El 20 de febrero de 1974, en la inauguración del Museo de Arte Contemporáneo de Caracas. Asisten, entre otros, el presidente Rafael Caldera y su esposa, doña Alicia Pietri. Gustavo Rodríguez Amengual, presidente del Centro Simón Bolívar, lee unas palabras. Detrás de Sofía está Alfredo Boulton, uno de los principales animadores del novedoso proyecto.

Más que como un bloque organizativo, el Museo propuso desempeñarse como un modelo de vida, una manera de abrir nuestras relaciones con el mundo, enfocando su objetivo en la calidad y con el precepto de proporcionar una experiencia ligada a la excelencia que nos apartase de los esquemas tercermundistas que han asediado desde siempre el modo de funcionar en países como el nuestro. La creación y desarrollo del MACCSI jamás se orientó por estándares mecánicos sino por

la más absoluta convicción de que es posible mejorar al ser humano mediante la convivencia con la creación y la apreciación del arte”[2].

La orientación administrativa se enfocó en la autonomía presupuestaria y la desburocratización con respecto al centralismo y las dependencias a cualquier tipo de oficialismo o esquema gobiernero:

el museo que yo estaba haciendo”, dice Sofía, “no dependería del Estado venezolano sino que iba a autofinanciarse”[3]. Los procesos se desarrollaron de manera orgánica y racional, gradual y sin estancos, pero siempre vinculada a las exigencias de fortalecimiento del contexto sociocultural venezolano: “las nuevas generaciones imponían demandas que las estructuras ya existentes no podían satisfacer. El museo debía llenar un vacío y nacía prácticamente en el vacío: con espacios físicos reducidos que originalmente habían sido concebidos para estacionamientos y no como salas de exposición; sin colección y con un escaso presupuesto que debía ser aprovechado al máximo y ser administrado con rigurosos criterios que permitieran su rendimiento.

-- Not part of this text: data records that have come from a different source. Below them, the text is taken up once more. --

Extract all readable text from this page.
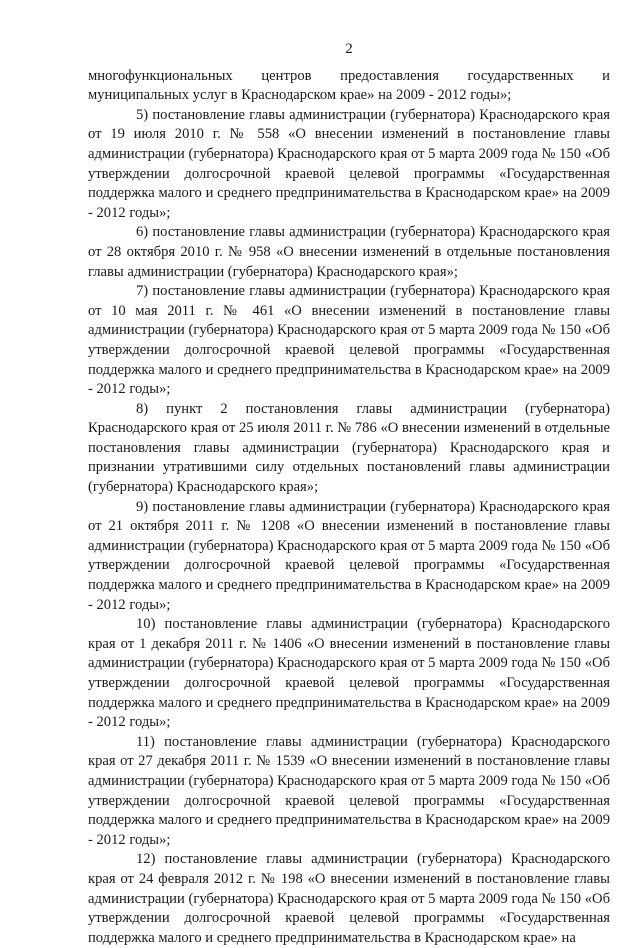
2

многофункциональных центров предоставления государственных и муниципальных услуг в Краснодарском крае» на 2009 - 2012 годы»;

5) постановление главы администрации (губернатора) Краснодарского края от 19 июля 2010 г. № 558 «О внесении изменений в постановление главы администрации (губернатора) Краснодарского края от 5 марта 2009 года № 150 «Об утверждении долгосрочной краевой целевой программы «Государственная поддержка малого и среднего предпринимательства в Краснодарском крае» на 2009 - 2012 годы»;

6) постановление главы администрации (губернатора) Краснодарского края от 28 октября 2010 г. № 958 «О внесении изменений в отдельные постановления главы администрации (губернатора) Краснодарского края»;

7) постановление главы администрации (губернатора) Краснодарского края от 10 мая 2011 г. № 461 «О внесении изменений в постановление главы администрации (губернатора) Краснодарского края от 5 марта 2009 года № 150 «Об утверждении долгосрочной краевой целевой программы «Государственная поддержка малого и среднего предпринимательства в Краснодарском крае» на 2009 - 2012 годы»;

8) пункт 2 постановления главы администрации (губернатора) Краснодарского края от 25 июля 2011 г. № 786 «О внесении изменений в отдельные постановления главы администрации (губернатора) Краснодарского края и признании утратившими силу отдельных постановлений главы администрации (губернатора) Краснодарского края»;

9) постановление главы администрации (губернатора) Краснодарского края от 21 октября 2011 г. № 1208 «О внесении изменений в постановление главы администрации (губернатора) Краснодарского края от 5 марта 2009 года № 150 «Об утверждении долгосрочной краевой целевой программы «Государственная поддержка малого и среднего предпринимательства в Краснодарском крае» на 2009 - 2012 годы»;

10) постановление главы администрации (губернатора) Краснодарского края от 1 декабря 2011 г. № 1406 «О внесении изменений в постановление главы администрации (губернатора) Краснодарского края от 5 марта 2009 года № 150 «Об утверждении долгосрочной краевой целевой программы «Государственная поддержка малого и среднего предпринимательства в Краснодарском крае» на 2009 - 2012 годы»;

11) постановление главы администрации (губернатора) Краснодарского края от 27 декабря 2011 г. № 1539 «О внесении изменений в постановление главы администрации (губернатора) Краснодарского края от 5 марта 2009 года № 150 «Об утверждении долгосрочной краевой целевой программы «Государственная поддержка малого и среднего предпринимательства в Краснодарском крае» на 2009 - 2012 годы»;

12) постановление главы администрации (губернатора) Краснодарского края от 24 февраля 2012 г. № 198 «О внесении изменений в постановление главы администрации (губернатора) Краснодарского края от 5 марта 2009 года № 150 «Об утверждении долгосрочной краевой целевой программы «Государственная поддержка малого и среднего предпринимательства в Краснодарском крае» на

Si tuviésemos que buscar alguna definición de lo que en aquel momento se producía, diría que el MACCSI nació de lo imposible a lo posible, de lo pequeño hacia lo grande, de abajo hacia la superficie: poco a poco transformamos espacios intransformables, poco a poco se cumplía la promesa y el desafío de construir un museo de primer nivel en condiciones aparentemente adversas. Eran espacios no pensados, que crecieron por necesidad: por necesidad se creó la Biblioteca, el Departamento Audiovisual, de abajo hacia arriba, no impuesto por organigramas sino por las necesidades de un país”[4].

Este precedente nada fácil de llevar a cabo fue importantísimo para el funcionamiento de las artes y la cultura y con el tiempo fue imitado por otras instituciones, pero la tenacidad y entrega de Sofía a la hora de obtener fondos para el Museo, jamás ha podido copiarse. Lo importante era mostrar resultados que comprobasen el modelo institucional y funcional que se intentaba arraigar: “Un día”, señala Sofía, “llegó a visitarme mi amigo Luis Ugueto, el ministro de hacienda de aquel entonces, y se asombra: “¿cómo organizaste esto?”. Quedó tan bien impresionado que al día siguiente mandó a alguien del Banco Central para que viera cómo en tan poco tiempo un pequeño proyecto, casi sin dinero se había convertido en una organización cada vez más funcional y en expansión”[5].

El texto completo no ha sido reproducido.